A plausible implication is that Mamba-OTR should be understood less as a fundamentally new state-space model than as a carefully matched solution to a point-detection task with causal deployment constraints. The paper is explicit that the contribution is not a new selective-scan recurrence rule; rather, it is the adaptation of stacked Mamba layers to OTR together with loss and regularization design (Catinello et al., 22 Jul 2025).
The paper also leaves several limitations visible. It does not provide extensive optimizer hyperparameters such as learning rate schedules beyond a few core settings, nor detailed data augmentations. Internal Mamba details are not specialized mathematically for OTR, and improvements are attributed largely to recurrence plus training design rather than to a novel sequence operator. Results are confined to a two-class take/release subset of EPIC-KITCHENS-100, so broader generalization to larger action vocabularies is not established (Catinello et al., 22 Jul 2025).

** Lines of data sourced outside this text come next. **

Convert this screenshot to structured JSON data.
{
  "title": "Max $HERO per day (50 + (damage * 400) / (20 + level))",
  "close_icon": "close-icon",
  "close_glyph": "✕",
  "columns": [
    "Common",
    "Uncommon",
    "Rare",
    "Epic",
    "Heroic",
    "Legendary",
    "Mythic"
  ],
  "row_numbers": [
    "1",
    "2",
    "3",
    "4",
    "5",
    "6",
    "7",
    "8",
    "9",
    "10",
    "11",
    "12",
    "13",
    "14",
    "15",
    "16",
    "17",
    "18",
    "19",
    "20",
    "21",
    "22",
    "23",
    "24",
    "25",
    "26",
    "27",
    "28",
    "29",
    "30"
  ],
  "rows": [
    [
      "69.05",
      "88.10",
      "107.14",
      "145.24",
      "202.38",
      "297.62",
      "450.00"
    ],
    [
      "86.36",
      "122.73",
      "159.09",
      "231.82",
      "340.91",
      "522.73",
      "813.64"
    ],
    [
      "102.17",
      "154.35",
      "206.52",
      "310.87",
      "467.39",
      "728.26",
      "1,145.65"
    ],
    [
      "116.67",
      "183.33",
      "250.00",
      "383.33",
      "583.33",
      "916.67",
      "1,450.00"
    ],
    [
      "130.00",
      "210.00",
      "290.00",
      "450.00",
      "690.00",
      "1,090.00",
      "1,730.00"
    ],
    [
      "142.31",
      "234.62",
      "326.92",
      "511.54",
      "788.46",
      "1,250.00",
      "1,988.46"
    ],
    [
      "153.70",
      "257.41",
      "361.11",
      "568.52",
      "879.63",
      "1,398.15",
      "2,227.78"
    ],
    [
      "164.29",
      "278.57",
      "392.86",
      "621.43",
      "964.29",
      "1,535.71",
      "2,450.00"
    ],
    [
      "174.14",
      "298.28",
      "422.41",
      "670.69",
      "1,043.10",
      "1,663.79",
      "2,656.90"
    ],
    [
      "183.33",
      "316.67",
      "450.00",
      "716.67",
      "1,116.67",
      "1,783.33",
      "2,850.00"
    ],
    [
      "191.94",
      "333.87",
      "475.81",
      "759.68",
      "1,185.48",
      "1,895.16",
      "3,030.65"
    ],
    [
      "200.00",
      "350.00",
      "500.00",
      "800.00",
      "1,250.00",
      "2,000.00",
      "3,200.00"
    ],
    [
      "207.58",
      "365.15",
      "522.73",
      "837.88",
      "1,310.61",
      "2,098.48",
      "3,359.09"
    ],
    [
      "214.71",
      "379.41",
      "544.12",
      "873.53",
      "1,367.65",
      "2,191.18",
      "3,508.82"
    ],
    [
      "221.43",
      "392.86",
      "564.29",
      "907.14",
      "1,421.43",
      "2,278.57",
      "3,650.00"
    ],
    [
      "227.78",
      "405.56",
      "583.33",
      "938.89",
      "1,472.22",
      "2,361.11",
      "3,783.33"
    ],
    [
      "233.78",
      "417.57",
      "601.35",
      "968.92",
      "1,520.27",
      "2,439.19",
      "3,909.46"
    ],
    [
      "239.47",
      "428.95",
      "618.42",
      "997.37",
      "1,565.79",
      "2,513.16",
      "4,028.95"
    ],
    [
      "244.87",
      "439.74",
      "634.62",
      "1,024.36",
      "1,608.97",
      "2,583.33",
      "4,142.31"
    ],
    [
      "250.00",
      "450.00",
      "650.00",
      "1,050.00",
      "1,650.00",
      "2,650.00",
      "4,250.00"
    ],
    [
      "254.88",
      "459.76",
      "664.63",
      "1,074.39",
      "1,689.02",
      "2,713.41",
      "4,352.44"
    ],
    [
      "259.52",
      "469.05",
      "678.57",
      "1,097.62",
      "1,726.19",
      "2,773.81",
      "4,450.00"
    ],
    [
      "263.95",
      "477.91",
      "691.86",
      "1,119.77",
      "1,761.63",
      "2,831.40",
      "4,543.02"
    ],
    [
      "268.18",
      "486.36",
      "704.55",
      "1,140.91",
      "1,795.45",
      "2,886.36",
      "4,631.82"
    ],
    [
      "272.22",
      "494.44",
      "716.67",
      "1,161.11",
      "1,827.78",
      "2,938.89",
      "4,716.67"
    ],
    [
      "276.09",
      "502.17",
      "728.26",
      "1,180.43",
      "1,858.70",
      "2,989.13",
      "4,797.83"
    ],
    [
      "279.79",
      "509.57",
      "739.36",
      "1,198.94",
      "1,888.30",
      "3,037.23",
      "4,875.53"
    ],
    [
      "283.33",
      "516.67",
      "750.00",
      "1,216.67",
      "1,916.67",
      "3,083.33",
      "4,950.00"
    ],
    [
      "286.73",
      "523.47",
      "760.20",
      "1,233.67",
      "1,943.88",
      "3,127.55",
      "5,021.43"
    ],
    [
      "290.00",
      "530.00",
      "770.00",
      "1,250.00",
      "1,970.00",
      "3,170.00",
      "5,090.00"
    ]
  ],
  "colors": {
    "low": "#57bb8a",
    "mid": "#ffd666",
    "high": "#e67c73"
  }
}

In a broader Mamba context, Mamba-OTR exemplifies a pattern also seen in contemporaneous Mamba-based vision systems: Mamba is not merely substituted for attention as a generic backbone, but used where linear-time recurrent state propagation is operationally advantageous. This suggests a wider role for Mamba in online visual decision problems, particularly when inference must extend beyond the train-time clip length without repeated recomputation.